I mean, I don’t use Fitbod but I use Fitbit and there’s a lot of content on there – and they are still fighting for attention, even though they are encouraging us to develop good habits, because attention is still good for showing to investors how much people are engaging with your product and stickier users; which is great for the bottom line in the long run. 

It’s a blurry line!

Nir: Sure. Yeah, so I think you’re absolutely right. In fact, in Indistractable, in one of the chapters, I profile a woman who is — I don’t use the term lightly, per what we talked about previously. She becomes addicted to her pedometer. 

She finds herself at two in the morning walking up and down her stairs because her pedometer is giving her extra bonus points to walk up and down. She kind of catches herself at two in the morning saying “What am I doing here?” and she realizes that she has walked the equivalent of the entire Empire State building just to rack up points in the middle of the night. 

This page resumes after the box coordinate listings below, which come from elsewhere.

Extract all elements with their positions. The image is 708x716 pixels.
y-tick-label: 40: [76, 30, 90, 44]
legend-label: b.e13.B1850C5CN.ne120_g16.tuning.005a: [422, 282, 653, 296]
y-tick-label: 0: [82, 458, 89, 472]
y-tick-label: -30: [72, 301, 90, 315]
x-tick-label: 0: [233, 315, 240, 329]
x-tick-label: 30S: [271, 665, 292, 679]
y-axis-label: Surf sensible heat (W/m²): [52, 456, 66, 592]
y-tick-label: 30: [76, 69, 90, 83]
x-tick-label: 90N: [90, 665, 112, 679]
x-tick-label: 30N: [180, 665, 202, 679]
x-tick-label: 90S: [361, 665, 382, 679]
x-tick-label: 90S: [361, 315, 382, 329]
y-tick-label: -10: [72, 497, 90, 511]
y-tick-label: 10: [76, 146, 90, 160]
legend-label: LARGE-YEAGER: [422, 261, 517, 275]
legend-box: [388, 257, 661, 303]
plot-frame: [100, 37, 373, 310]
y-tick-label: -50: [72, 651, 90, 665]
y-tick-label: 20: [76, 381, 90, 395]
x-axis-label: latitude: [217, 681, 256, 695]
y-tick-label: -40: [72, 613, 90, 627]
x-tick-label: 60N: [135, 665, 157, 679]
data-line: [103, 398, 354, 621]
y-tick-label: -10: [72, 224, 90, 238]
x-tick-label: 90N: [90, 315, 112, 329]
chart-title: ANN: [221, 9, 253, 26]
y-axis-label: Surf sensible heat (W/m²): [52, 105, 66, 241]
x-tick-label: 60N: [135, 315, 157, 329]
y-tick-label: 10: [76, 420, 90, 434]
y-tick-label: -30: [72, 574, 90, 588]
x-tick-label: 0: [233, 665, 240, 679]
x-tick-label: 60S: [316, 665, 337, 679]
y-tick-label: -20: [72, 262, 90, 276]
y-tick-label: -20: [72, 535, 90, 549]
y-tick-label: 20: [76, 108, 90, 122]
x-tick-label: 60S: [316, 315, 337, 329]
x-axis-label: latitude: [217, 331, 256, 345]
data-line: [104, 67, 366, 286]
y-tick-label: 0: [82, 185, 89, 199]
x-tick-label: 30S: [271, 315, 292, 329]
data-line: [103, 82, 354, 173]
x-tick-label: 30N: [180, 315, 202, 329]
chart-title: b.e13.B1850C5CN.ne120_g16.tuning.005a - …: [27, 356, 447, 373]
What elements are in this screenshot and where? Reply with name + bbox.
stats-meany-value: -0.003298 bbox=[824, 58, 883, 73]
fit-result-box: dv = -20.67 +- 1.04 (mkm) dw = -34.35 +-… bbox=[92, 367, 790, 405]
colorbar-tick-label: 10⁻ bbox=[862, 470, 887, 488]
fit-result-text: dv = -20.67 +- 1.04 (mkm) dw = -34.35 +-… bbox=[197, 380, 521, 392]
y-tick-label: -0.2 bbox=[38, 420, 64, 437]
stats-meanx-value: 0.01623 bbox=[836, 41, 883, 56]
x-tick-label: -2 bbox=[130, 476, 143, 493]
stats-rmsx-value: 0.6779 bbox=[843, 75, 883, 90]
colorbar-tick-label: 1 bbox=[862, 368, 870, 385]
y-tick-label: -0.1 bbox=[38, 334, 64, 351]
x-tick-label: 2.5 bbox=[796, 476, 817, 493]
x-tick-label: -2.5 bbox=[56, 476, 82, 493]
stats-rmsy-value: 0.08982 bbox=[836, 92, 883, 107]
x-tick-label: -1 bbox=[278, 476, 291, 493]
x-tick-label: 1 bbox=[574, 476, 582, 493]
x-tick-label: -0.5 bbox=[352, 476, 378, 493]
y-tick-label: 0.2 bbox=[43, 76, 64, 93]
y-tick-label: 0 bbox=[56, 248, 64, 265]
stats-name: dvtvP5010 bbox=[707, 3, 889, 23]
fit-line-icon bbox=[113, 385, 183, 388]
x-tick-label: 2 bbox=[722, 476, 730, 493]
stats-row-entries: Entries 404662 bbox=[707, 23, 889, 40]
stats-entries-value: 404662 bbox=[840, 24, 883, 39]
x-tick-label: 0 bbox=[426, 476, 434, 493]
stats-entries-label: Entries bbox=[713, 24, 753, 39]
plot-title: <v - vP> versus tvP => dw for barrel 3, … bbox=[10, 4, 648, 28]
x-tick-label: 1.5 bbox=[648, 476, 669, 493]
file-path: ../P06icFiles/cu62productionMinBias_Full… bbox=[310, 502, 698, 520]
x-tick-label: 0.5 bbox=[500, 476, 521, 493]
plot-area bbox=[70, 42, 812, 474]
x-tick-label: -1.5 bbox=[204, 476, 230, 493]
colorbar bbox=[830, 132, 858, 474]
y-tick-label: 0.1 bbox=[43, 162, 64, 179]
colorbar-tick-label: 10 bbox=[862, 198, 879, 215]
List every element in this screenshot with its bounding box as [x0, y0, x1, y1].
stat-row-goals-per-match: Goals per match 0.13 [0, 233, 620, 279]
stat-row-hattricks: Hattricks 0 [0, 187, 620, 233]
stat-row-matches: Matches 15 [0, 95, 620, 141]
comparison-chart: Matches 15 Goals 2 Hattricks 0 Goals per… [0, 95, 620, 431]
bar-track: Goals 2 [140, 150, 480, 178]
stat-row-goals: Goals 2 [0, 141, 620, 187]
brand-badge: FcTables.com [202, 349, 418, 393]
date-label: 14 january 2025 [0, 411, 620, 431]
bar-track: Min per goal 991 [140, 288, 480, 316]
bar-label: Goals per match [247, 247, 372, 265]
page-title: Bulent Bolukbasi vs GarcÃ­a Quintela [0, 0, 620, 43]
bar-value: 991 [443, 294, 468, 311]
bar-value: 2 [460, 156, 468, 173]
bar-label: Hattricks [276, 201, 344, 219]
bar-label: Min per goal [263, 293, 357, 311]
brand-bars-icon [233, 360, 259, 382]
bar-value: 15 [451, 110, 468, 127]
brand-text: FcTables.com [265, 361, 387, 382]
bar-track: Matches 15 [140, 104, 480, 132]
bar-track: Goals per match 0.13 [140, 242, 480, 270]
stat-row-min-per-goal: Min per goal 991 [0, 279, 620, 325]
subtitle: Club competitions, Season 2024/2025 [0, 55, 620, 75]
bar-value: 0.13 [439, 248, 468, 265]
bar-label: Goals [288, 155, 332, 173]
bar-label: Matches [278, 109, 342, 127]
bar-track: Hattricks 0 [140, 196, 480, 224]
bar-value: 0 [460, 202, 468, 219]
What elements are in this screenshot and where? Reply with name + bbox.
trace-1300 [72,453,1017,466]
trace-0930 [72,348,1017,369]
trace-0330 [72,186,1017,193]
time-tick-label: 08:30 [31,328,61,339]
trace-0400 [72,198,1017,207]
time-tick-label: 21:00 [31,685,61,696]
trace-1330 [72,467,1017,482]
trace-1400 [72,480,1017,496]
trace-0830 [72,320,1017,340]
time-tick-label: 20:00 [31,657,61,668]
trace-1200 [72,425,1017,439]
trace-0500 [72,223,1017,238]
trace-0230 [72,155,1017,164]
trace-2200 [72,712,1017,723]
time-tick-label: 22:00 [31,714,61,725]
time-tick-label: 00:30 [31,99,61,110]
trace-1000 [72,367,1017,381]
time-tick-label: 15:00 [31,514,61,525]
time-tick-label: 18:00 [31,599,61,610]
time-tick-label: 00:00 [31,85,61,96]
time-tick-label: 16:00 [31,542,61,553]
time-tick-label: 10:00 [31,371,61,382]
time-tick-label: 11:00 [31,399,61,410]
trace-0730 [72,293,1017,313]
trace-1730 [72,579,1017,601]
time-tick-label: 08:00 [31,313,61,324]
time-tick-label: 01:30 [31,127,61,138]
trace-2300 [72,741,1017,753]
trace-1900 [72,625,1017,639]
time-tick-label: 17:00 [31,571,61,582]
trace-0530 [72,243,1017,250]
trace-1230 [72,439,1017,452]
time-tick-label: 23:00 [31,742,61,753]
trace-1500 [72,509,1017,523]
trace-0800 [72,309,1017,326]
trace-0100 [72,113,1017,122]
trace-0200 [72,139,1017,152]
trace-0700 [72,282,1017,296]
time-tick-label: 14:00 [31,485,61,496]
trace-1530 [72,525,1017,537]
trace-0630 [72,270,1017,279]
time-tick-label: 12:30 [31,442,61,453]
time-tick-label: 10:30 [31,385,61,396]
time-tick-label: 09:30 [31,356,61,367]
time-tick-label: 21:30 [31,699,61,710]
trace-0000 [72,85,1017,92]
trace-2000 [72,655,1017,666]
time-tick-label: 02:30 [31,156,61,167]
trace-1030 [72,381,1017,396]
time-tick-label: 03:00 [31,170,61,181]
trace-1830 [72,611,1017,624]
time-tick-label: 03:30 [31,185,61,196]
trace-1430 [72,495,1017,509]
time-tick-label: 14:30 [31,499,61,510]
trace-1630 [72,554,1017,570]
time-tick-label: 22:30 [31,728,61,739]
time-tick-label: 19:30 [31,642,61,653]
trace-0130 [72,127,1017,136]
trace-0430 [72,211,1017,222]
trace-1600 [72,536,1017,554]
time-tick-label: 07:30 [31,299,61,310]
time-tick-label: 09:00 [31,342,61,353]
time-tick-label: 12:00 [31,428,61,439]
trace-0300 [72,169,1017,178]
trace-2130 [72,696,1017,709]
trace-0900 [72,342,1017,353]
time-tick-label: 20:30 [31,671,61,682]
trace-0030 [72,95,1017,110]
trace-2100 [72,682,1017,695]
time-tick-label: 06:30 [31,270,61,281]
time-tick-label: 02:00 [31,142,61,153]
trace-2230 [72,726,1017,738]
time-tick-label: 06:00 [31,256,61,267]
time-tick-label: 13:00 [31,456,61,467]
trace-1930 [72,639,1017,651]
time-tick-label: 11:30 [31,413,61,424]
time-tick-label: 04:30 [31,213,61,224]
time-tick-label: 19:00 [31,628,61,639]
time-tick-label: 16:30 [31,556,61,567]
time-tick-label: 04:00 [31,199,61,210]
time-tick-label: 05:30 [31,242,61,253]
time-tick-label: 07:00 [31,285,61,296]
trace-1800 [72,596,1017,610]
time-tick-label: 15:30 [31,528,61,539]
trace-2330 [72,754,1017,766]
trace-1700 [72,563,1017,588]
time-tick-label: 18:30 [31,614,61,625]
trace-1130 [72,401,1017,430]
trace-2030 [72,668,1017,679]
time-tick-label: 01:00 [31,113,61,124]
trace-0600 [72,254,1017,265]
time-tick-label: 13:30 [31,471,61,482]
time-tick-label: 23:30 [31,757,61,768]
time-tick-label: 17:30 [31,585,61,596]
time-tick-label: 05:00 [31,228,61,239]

So that does happen. Absolutely. That’s the very, very rare exception. I don’t think it makes the rule. But I use that illustration to show you how some people – in this case, the woman who I profile — She was going through a very nasty divorce, her job was uncertain and she was looking for psychological escape – and this was her escape. 

You know, some people do get addicted to overdoing it because they’re looking for some kind of escape. Of course, it’s designed to be engaging. That’s the point. In order for a pedometer to be helpful to people, it has to be engaging. Some people in certain circumstances, with a certain psychographic profile, can overdo it. That’s for sure. But I think that’s the exception, not the rule. 

Whereas opposed to companies that their entire business model is pay per click or pay per view, where it’s “How many ads can we show people?”… I think that’s a different monetary incentive. 

Georgie: Okay. So yes, these apps are engaging. They have to be in order to drive that product… but unlikely to be as damaging as products which are purely built on attention and engagement. 

I wanted to ask Nir: “What was the risk that many of these products which encourage good habits were still eroding our sense of autonomy and our ability to pick and choose?” Did he think that was a problem?

Nir: Yeah. Yeah, I would say that none of this stuff exists in a vaccuum. [Laughs] So when people say that social media is limiting our choices or when you design the menu you’re designing the options set, that is true… but compared to what?

What would we be doing if it weren’t for these social media channels or if it weren’t for these technologies? I’ll tell you what we’d be doing. The same thing we’ve always been doing. We’d freaking watch the television! [Laugh]

Georgie: That’s only four channels! [Laughs]

Nir: You’re right! Exactly, right? So this is nothing new. Any form of media gives you a limited set of options based on what you’re tuning into. Now, I would much rather live in a world where we have more options than less. In this day and age, again, the price of progress is choice – and it’s not an easy choice! 

But that is something that we have to struggle with, is that we need to learn these new options and these new norms of how to adapt and adopt to this new reality. That’s the price of living in a world that I think is infifintely better, is that we need to learn these new practices. 

Georgie: Okay – and the final question we ask all our guests: Nir, what does productivity mean to you?

Nir: Productivity means acting with intent. So by following through on whatever it is you say you’re going to do with your time. I think I’m productive if I said in my schedule that I was going to meditate or draw or take a walk with my wife. If that’s what I did and I did it without distraction, that to me is being productive.

Georgie: Nir, thank you so much for joining us today on the podcast. I really enjoyed that conversation. 

Nir: My pleasure. Thank you for having me.